You were born a Liverpool fan, or you made a decision
to be a Liverpool fan. Either way, there's no
going back now, sunshine - you're here for the
duration. And that means that if every home game
is like watching paint dry, you'll develop a taste
for it. When someone leaves, you say "good
riddance, you were shit anyway" - and if
he should suddenly start knocking in goals every
week for his new club there's bound to be an excuse
for that too, but it won't be OUR fault. Hell
no.
Or so it would seem. TTW&R may well be the
Kings of Complaint and the Dukes of Despair (and
no prizes for guessing who the biggest moaner
of the lot is!) but it's hard to stifle a laugh
when 9 league games (a quarter of the season)
with one win is described as a "blip"
while two somewhat freakish away wins is The Way
Things Really Are! It's going to take a bit more
than two wins in admittedly difficult circumstances
and a few goals from Emile to put a smile on my
face and banish the games from Fulham to Southampton
out of our memories forever.
There are still questions being asked about this
team.
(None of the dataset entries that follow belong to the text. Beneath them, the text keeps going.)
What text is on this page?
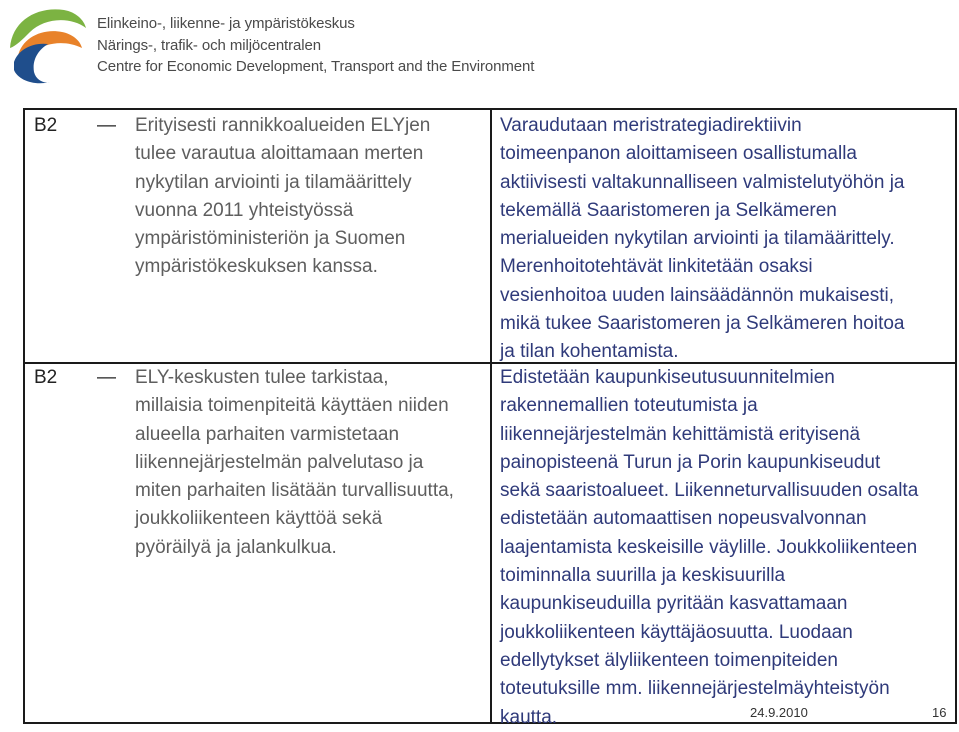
Elinkeino-, liikenne- ja ympäristökeskus
Närings-, trafik- och miljöcentralen
Centre for Economic Development, Transport and the Environment
B2 — Erityisesti rannikkoalueiden ELYjen
tulee varautua aloittamaan merten
nykytilan arviointi ja tilamäärittely
vuonna 2011 yhteistyössä
ympäristöministeriön ja Suomen
ympäristökeskuksen kanssa.
Varaudutaan meristrategiadirektiivin
toimeenpanon aloittamiseen osallistumalla
aktiivisesti valtakunnalliseen valmistelutyöhön ja
tekemällä Saaristomeren ja Selkämeren
merialueiden nykytilan arviointi ja tilamäärittely.
Merenhoitotehtävät linkitetään osaksi
vesienhoitoa uuden lainsäädännön mukaisesti,
mikä tukee Saaristomeren ja Selkämeren hoitoa
ja tilan kohentamista.
B2 — ELY-keskusten tulee tarkistaa,
millaisia toimenpiteitä käyttäen niiden
alueella parhaiten varmistetaan
liikennejärjestelmän palvelutaso ja
miten parhaiten lisätään turvallisuutta,
joukkoliikenteen käyttöä sekä
pyöräilyä ja jalankulkua.
Edistetään kaupunkiseutusuunnitelmien
rakennemallien toteutumista ja
liikennejärjestelmän kehittämistä erityisenä
painopisteenä Turun ja Porin kaupunkiseudut
sekä saaristoalueet. Liikenneturvallisuuden osalta
edistetään automaattisen nopeusvalvonnan
laajentamista keskeisille väylille. Joukkoliikenteen
toiminnalla suurilla ja keskisuurilla
kaupunkiseuduilla pyritään kasvattamaan
joukkoliikenteen käyttäjäosuutta. Luodaan
edellytykset älyliikenteen toimenpiteiden
toteutuksille mm. liikennejärjestelmäyhteistyön
kautta.	24.9.2010	16
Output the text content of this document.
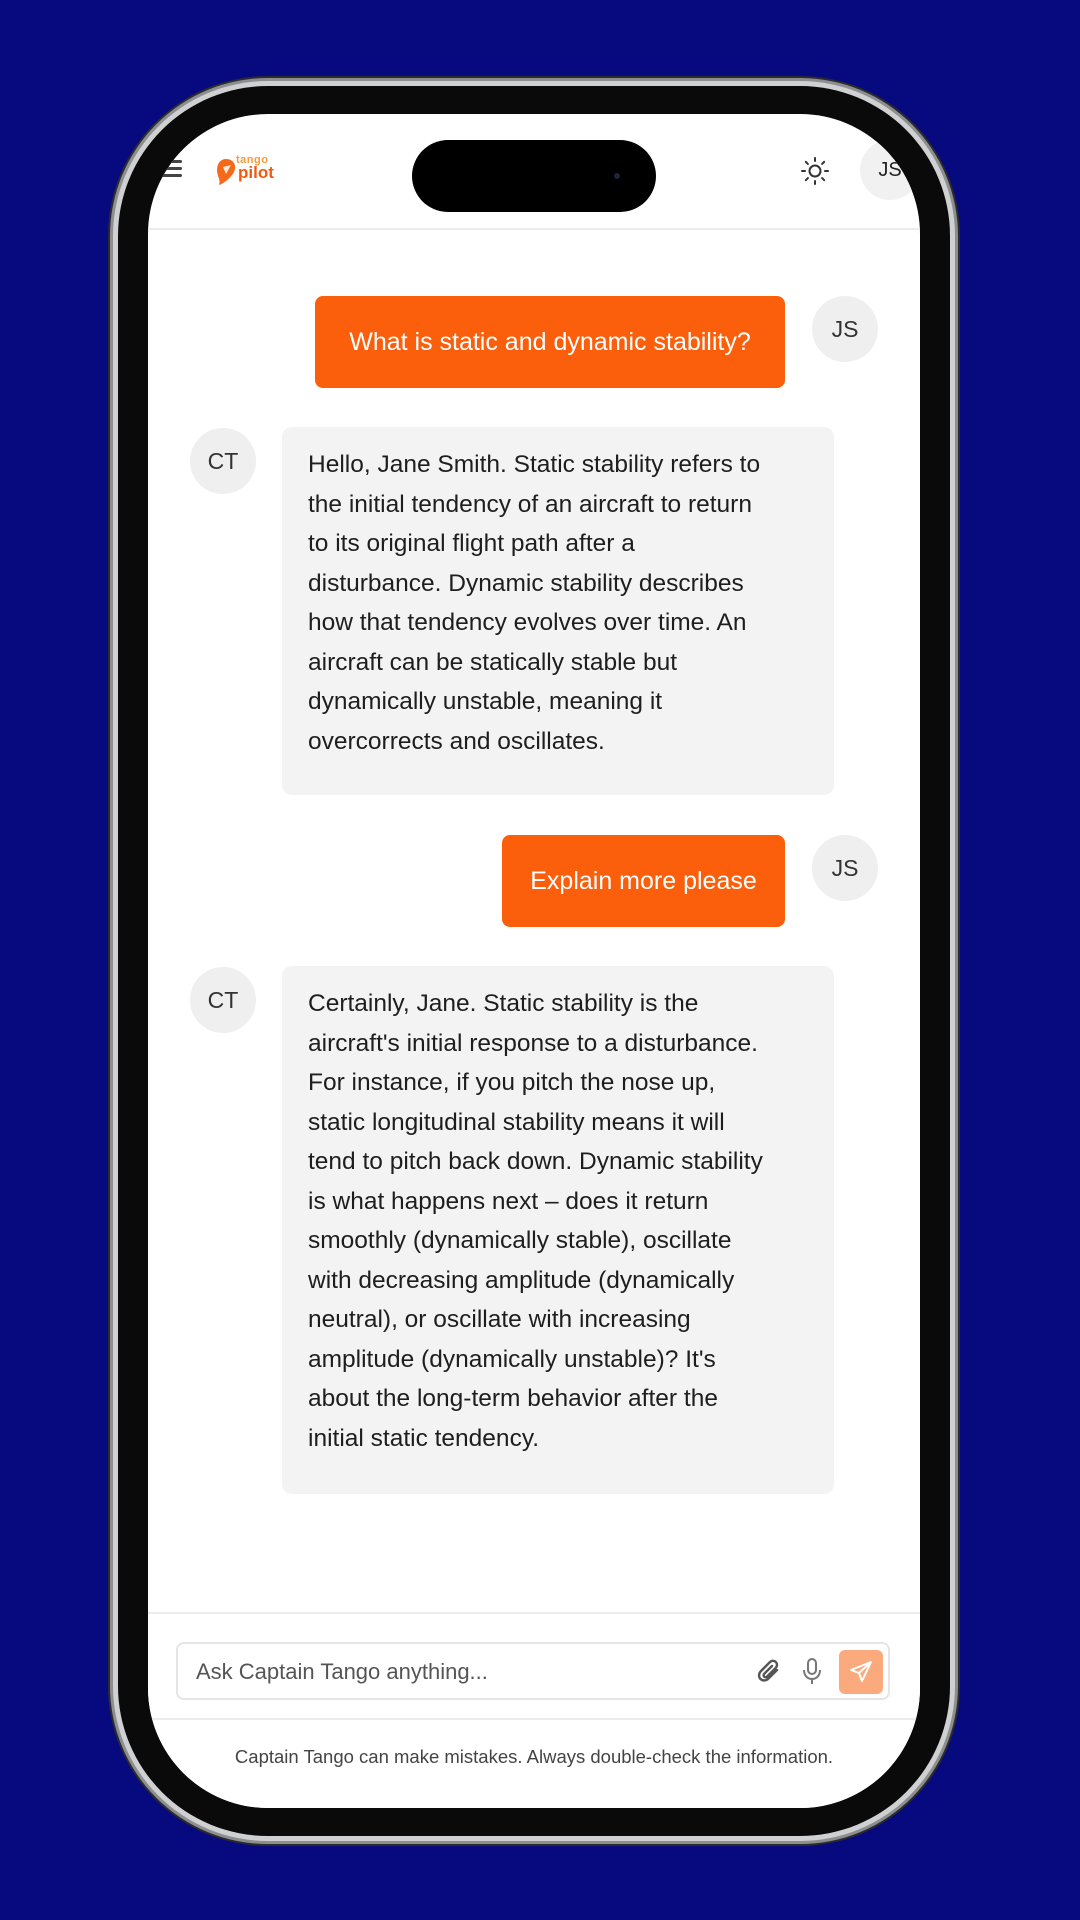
tango
pilot	JS
What is static and dynamic stability?	JS
CT	Hello, Jane Smith. Static stability refers to
the initial tendency of an aircraft to return
to its original flight path after a
disturbance. Dynamic stability describes
how that tendency evolves over time. An
aircraft can be statically stable but
dynamically unstable, meaning it
overcorrects and oscillates.
Explain more please	JS
CT	Certainly, Jane. Static stability is the
aircraft's initial response to a disturbance.
For instance, if you pitch the nose up,
static longitudinal stability means it will
tend to pitch back down. Dynamic stability
is what happens next – does it return
smoothly (dynamically stable), oscillate
with decreasing amplitude (dynamically
neutral), or oscillate with increasing
amplitude (dynamically unstable)? It's
about the long-term behavior after the
initial static tendency.
Ask Captain Tango anything...
Captain Tango can make mistakes. Always double-check the information.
Why, for instance, do they nearly always
give a great account of themselves if some of
the following criteria are satisfied: we have
to be away, we have to be playing a good side
committed to attack, we have to get the opening
goal and if we've been written off as having no
chance so much the better. And when you reverse
all that (at home, lowly opponents, concede the
opening goal, everyone expects us to win and the
onus is on us to attack), why is it that we nearly
always stink the ground (usually Anfield) out?
We've got twice as many away goals as home goals,
we got 10 points away to United Arsenal Leeds
and Newcastle but only 6 at home to Fulham Bolton,
Southampton and Leicester. This is quite clearly
a preposterous state of affairs.
We still have a team that needs everything to
go its way before it achieves the required performance.
Ipswich away may actually work to our disadvantage,
as one writer in the Express implied: "the
players were reluctant to talk as they passed
through a tunnel of screaming autograph hunters.
It seemed odd after such a performance. It was
as if they were suddenly serious with the weight
of a new responsibility, worried that they have
revealed a hand which doesn't so much give the
potential for a title as demand it". And,
as the Beatles once sang, you're going to carry
that weight a long time, boys. Ill manager or
no, we're almost there, same as we were in 1996
and 1997. The time for excuses, the time for ifs
and buts has all but run out. We know what they
can do now. And when you develop a taste for caviar,
you can never go back to beans on toast!